Ils appellaient par conséquent les chefs d’Etats des pays concernés à prendre leur responsabilité pour la pérennisation de la sidérurgie européenne. "Dès le 12 février, les ministres européens de l’Industrie présents à Bruxelles doivent sortir du cercle vicieux imposé par Mittal et enfin proposer des solutions à la hauteur des enjeux sociaux, énergétiques et industriels du 21e siècle pour sortir de la crise", lançaient les trois parlementaires.
Mais au matin même de cette journée attendue, le Luxemburger Wort annonçait que Lakshmi Mittal n’assisterait pas personnellement à la réunion. "Selon la porte-parole d'ArcelorMittal Liège, Sabine Liuc, il y sera représenté par le chief executive officee Flat Carbon Europe, Robrecht Himpe, l'interlocuteur habituel d'ArcelorMittal auprès des instances européennes", indiquait le quotidien luxembourgeois.

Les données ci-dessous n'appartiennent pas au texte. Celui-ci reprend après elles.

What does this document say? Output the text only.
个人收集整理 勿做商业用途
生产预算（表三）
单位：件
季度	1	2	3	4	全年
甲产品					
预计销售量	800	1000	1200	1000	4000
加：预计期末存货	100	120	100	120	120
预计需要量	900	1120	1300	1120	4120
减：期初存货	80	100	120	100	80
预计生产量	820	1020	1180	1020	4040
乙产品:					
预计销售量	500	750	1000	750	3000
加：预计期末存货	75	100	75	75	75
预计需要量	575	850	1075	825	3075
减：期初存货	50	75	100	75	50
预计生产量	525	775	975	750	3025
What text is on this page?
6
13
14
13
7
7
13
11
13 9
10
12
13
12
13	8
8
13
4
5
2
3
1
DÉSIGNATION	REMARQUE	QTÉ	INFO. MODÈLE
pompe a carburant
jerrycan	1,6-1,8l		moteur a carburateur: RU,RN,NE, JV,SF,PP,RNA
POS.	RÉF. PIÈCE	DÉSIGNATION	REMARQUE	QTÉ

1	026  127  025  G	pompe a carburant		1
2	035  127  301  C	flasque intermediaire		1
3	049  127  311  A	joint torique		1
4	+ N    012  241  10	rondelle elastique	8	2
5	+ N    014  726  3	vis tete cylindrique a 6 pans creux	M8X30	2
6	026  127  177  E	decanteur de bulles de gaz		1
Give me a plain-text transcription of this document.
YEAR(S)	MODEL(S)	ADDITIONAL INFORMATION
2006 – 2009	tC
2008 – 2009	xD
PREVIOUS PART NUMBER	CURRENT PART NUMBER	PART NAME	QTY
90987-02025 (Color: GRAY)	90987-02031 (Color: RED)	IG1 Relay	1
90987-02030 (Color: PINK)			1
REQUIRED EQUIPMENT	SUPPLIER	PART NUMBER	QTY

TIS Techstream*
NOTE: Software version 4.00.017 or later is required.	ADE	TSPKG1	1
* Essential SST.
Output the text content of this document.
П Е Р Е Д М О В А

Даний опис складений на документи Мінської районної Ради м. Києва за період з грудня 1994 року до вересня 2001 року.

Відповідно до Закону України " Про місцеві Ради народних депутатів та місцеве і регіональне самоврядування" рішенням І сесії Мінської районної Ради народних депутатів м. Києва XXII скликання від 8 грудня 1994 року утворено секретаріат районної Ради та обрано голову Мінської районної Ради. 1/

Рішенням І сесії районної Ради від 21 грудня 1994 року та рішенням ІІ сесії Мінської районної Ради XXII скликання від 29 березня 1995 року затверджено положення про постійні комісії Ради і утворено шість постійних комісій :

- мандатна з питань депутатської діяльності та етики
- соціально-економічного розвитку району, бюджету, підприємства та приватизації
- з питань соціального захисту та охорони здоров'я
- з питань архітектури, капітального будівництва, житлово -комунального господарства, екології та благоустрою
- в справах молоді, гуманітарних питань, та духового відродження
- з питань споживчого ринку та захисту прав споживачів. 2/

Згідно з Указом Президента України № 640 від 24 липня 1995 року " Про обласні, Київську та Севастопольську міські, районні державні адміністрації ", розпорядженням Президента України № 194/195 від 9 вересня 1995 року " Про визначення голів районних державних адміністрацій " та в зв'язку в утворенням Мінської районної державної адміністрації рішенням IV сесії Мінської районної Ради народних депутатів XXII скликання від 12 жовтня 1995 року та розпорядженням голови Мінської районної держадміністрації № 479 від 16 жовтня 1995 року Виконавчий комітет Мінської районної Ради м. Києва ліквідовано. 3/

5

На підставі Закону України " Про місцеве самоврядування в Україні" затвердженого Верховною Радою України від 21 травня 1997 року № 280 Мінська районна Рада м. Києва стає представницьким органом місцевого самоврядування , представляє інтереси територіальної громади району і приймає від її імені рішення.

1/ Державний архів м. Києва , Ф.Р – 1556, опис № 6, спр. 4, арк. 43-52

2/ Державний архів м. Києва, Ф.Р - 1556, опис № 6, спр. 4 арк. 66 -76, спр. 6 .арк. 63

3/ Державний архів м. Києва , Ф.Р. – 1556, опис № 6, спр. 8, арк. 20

Une information confirmée vers midi sur les ondes de RTL Radio Lëtzebuerg par le Premier ministre Jean-Claude Juncker en visite officielle à Paris, où il devait s’entretenir avec le président de la République, François Hollande, et le Premier ministre Jean-Marc Ayrault.
"Il y a entre la France et le Luxembourg une solidarité de fait au niveau du bassin sidérurgique", rappelle le Premier ministre luxembourgeois qui rapporte que, bien "évidemment", il a été question à Paris de "l’avenir de la sidérurgie européenne". Un sujet sur lequel les deux gouvernements ont des échanges réguliers.
"Il eût été plus facile de dialoguer avec Lakshmi Mittal s’il s’était rendu au rendez-vous", constate Jean-Claude Juncker selon qui, "en règle générale lorsque trois gouvernements se réunissent pour parler d’une entreprise, il est quelque peu inconvenant que le principal propriétaire de cette entreprise ne soit pas présent". "Mais on le verra parce qu’on le trouvera", a-t-il aussi assuré.